536. Finally on this issue of incinerators,
there is a range in public subsidies for incinerators from NFFO'S
to private finance initiatives and exemption from the Climate
Change Levy. How much is that driving the county council, in your
judgment, towards an incineration strategy, based on the economic
imperative as far as your rate payers are concerned?
(Mr Tuthill) Because of the number of subsidies which
have in the past brought down the gate fees of incinerators the
industry has the view now that the level at which they have to
bid is now so low that it is a commercial enterprise and the number
of subsidies could disappear without affecting the market. In
terms of PFI, PFI is available to all capital investment in respect
of waste. Obviously if incinerators were built that would be the
largest piece of capital investment, but equally sophisticated
composting recycling plants, anaerobic digesters, that everyone
looks at, requires capital investment, for which PFI subsidy would
be extremely useful. In Essex alone I estimate that the capital
requirement could be of the order of £150 million, which
compares with a nationally available figure of some £70 million
to £100 million per year. It would be very welcome, but the
likelihood of getting adequate PFI funding is quite small and
it certainly does not influence our thinking.
Mrs Ellman
537. To the Local Government Association, what
would you say are the key strengths and weaknesses of the Government's
report?
(Mr Lisney) There is no doubt there is quite considerable
strength in the fact that we have an integrated waste strategy.
It is a pity it has to be called waste strategy, because there
should be a presumption that it is a resource and waste strategy,
perhaps the primacy on the resource side. It is certainly comprehensive
and covers all waste, and in that sense it meets the EU Directive
for Waste Planning. It does focus a lot on recovery and looks
at the roles of all sectors, and those are quite considerable
strengths. It is probably also linked to the sustainable development
trail, because an awful lot of what has to be dealt with under
the concept of waste and recovery is interlinked with other areas,
like transport and general sustainability issues. Those are good
strengths. On weaknesses we could probably say it was shorter
on the behaviour and social society stages of implementation.
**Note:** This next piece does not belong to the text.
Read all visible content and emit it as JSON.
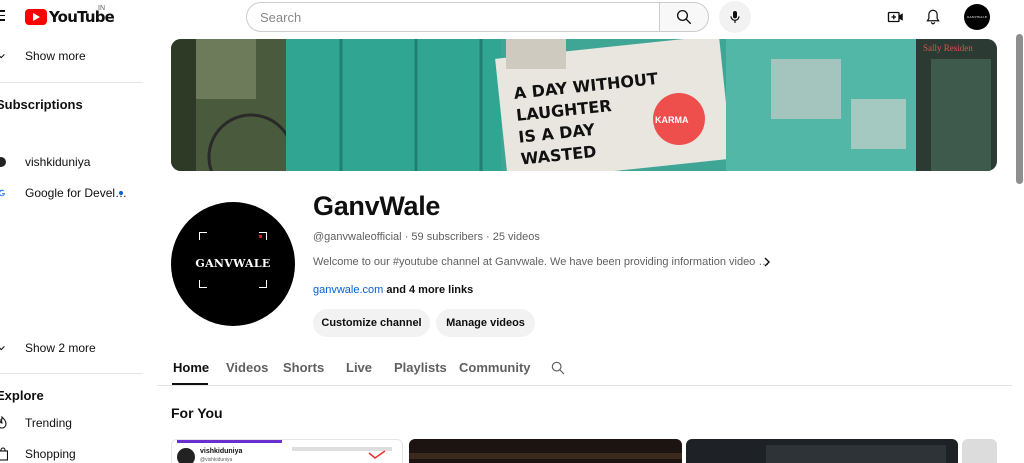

One of the issues that we looked at in terms of other countries
is how long it takes them to achieve high levels of resource recovery
and infrastructure. It is generally quite a long time. Canada
has taken 20 years to get where it is, for example. In those areas,
without wide support for the national waste awareness initiative
that is the sort of thing that might underpin some of the collective
behaviour changes that are going to be needed, certainly from
now on and certainly within the next five years. We have a much
shorter period of time to implement the strategy. We think that
is a weakness. You have been talking about money, clearly money
is going to be needed as well.
538. What is the LGA doing to ensure there is
implementation of the scheme?
(Mr Toombs) That there is full implementation?
539. Yes.
(Mr Toombs) Can I first mention on the funding, this
question was asked a bit earlier, the question about whether there
are sufficient funds? Under the EPSC block that is much more than
just waste management. The actual agreed sum for the three year
period forms not much more than about a third of what the LGA
calculated was appropriate for that block. The point that was
made beyond that was that individual authorities have the discretion
to determine how that money is then spent.